VwGH2001/13/016211.5.2005

Der Verwaltungsgerichtshof hat durch den Vorsitzenden Senatspräsident Dr. Bernard und die Hofräte Dr. Hargassner, Dr. Fuchs, Dr. Büsser und Dr. Mairinger als Richter, im Beisein des Schriftführers MMag. Keidel LL.M., über die Beschwerde der Dr. IM in W, vertreten durch Dr. Helmut Krenn, Rechtsanwalt in 1010 Wien, Stephansplatz 10, gegen den Bescheid der Finanzlandesdirektion für Wien, Niederösterreich und Burgenland (Berufungssenat Ia) vom 19. März 2001, Zl. RV/424-15/2000, betreffend Einkommensteuer für die Jahre 1995 bis 1998, zu Recht erkannt:

Normen

BAO §166;
BAO §167 Abs2;
BAO §177;
EStG §8 Abs1;
VwGG §41 Abs1;
BAO §166;
BAO §167 Abs2;
BAO §177;
EStG §8 Abs1;
VwGG §41 Abs1;

 

Spruch:

Die Beschwerde wird als unbegründet abgewiesen.

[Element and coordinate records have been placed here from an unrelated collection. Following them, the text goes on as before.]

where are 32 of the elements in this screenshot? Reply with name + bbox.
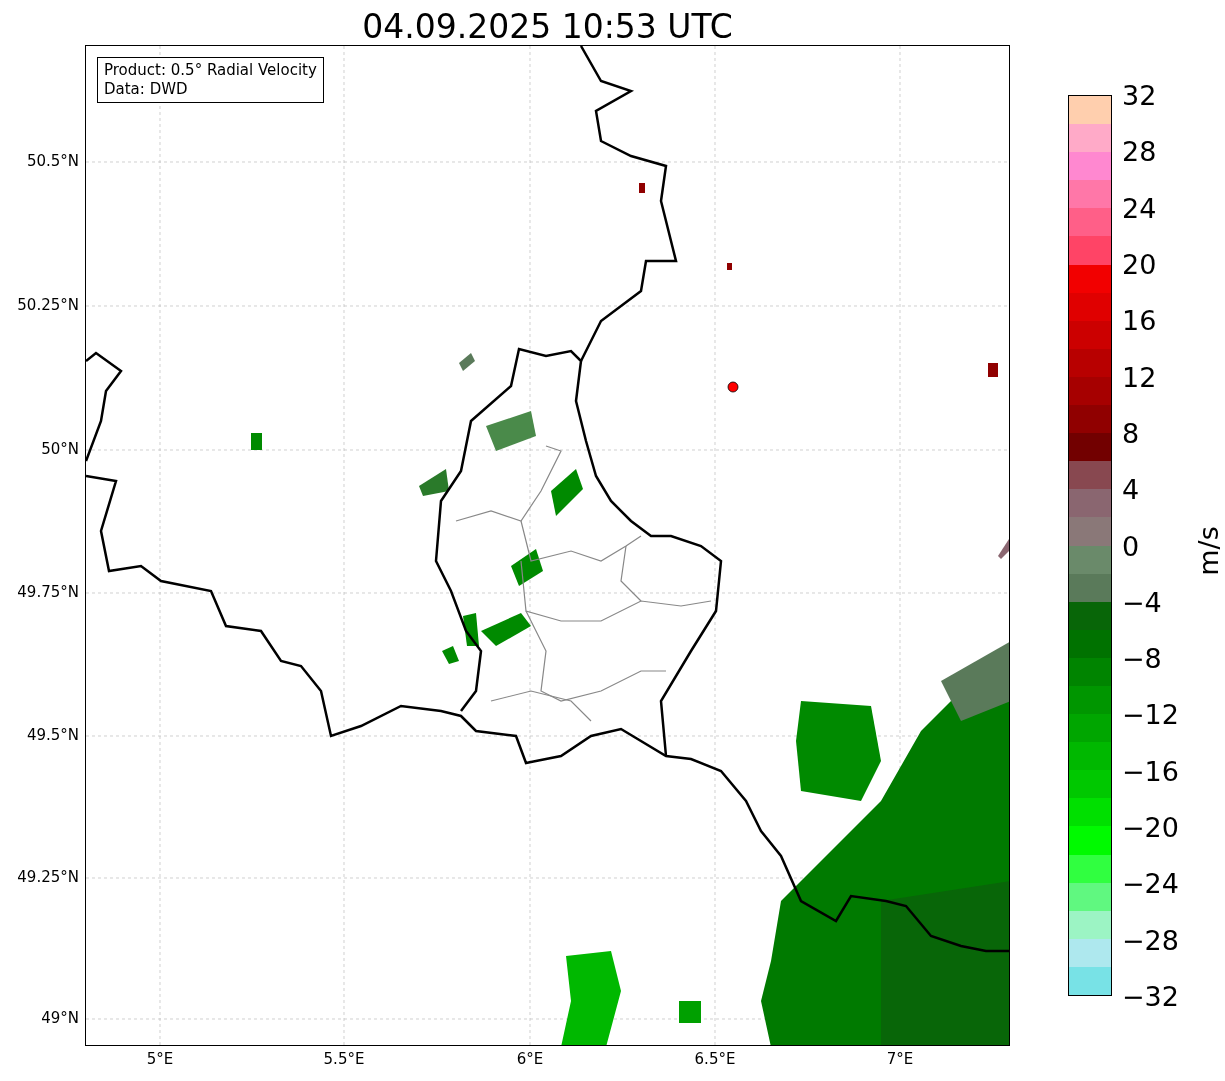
longitude-label: 5.5°E	[323, 1050, 365, 1068]
colorbar-tick-label: 0	[1122, 530, 1140, 561]
latitude-label: 49.5°N	[26, 726, 79, 744]
latitude-label: 49.25°N	[17, 868, 79, 886]
colorbar-tick-label: −32	[1122, 980, 1179, 1012]
latitude-label: 50.5°N	[26, 152, 79, 170]
colorbar-tick-label: 20	[1122, 248, 1157, 280]
longitude-label: 6.5°E	[694, 1050, 736, 1068]
longitude-label: 6°E	[516, 1050, 544, 1068]
latitude-label: 49°N	[41, 1009, 79, 1027]
colorbar-tick-label: 28	[1122, 135, 1157, 167]
colorbar-tick-label: 32	[1122, 79, 1157, 111]
info-box: Product: 0.5° Radial Velocity Data: DWD	[97, 57, 324, 103]
colorbar-tick-label: 8	[1122, 417, 1140, 449]
colorbar-tick-label: −8	[1122, 642, 1162, 674]
colorbar-tick-label: 16	[1122, 304, 1157, 336]
colorbar-tick-label: 24	[1122, 192, 1157, 224]
colorbar-tick-label: 4	[1122, 473, 1140, 505]
colorbar-tick-label: −20	[1122, 811, 1179, 843]
colorbar-tick-label: 12	[1122, 361, 1157, 393]
longitude-label: 7°E	[886, 1050, 914, 1068]
latitude-label: 50.25°N	[17, 296, 79, 314]
colorbar-label: m/s	[1192, 526, 1224, 576]
latitude-label: 50°N	[41, 440, 79, 458]
colorbar-tick-label: −28	[1122, 924, 1179, 956]
latitude-label: 49.75°N	[17, 583, 79, 601]
chart-title: 04.09.2025 10:53 UTC	[361, 6, 734, 45]
colorbar-tick-label: −12	[1122, 698, 1179, 730]
colorbar-tick-label: −24	[1122, 867, 1179, 899]
colorbar-tick-label: −4	[1122, 586, 1162, 618]
colorbar-tick-label: −16	[1122, 755, 1179, 787]
longitude-label: 5°E	[146, 1050, 174, 1068]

Die Beschwerdeführerin hat dem Bund Aufwendungen in der Höhe von 381,90 EUR binnen zwei Wochen bei sonstiger Exekution zu ersetzen.

Begründung

Die Beschwerdeführerin ist Zahnärztin. Nach Tz 13 des Betriebsprüfungsberichtes vom 31. März 2000 (Prüfungszeitraum 1995 bis 1998) wurde der Berechnung der AfA für das Gebäude, in dem sich auch die Ordination befindet, ab dem Jahr 1995 eine Restnutzungsdauer von fünf Jahren zu Grunde gelegt (jährlicher AfA-Betrag von 217.119 S). Da § 8 EStG 1988 für Betriebsgebäude "von Freiberuflern" generell einen AfA-Satz von 2 % vorsehe, änderte der Prüfer die Jahres-AfA auf einen dementsprechenden Betrag von 39.476 S ab.

Gegen die auf der Grundlage des Prüfungsberichtes ergangenen Einkommensteuerbescheide für die Jahre 1995 bis 1998 erhob die Beschwerdeführerin Berufung. Die Berufung richtete sich dagegen, dass "die Abschreibung der Ordinationsräumlichkeiten lediglich auf 50 Jahre zugestanden wurde". Zur Begründung verwies die Beschwerdeführerin auf ein der Berufung beigelegtes Gutachten eines gerichtlich beeideten Sachverständigen, aus dem eine Restnutzungsdauer des Gebäudes von maximal acht Jahren hervorgehe (insgesamt sei deshalb eine jährliche AfA von 197.382 S anzusetzen).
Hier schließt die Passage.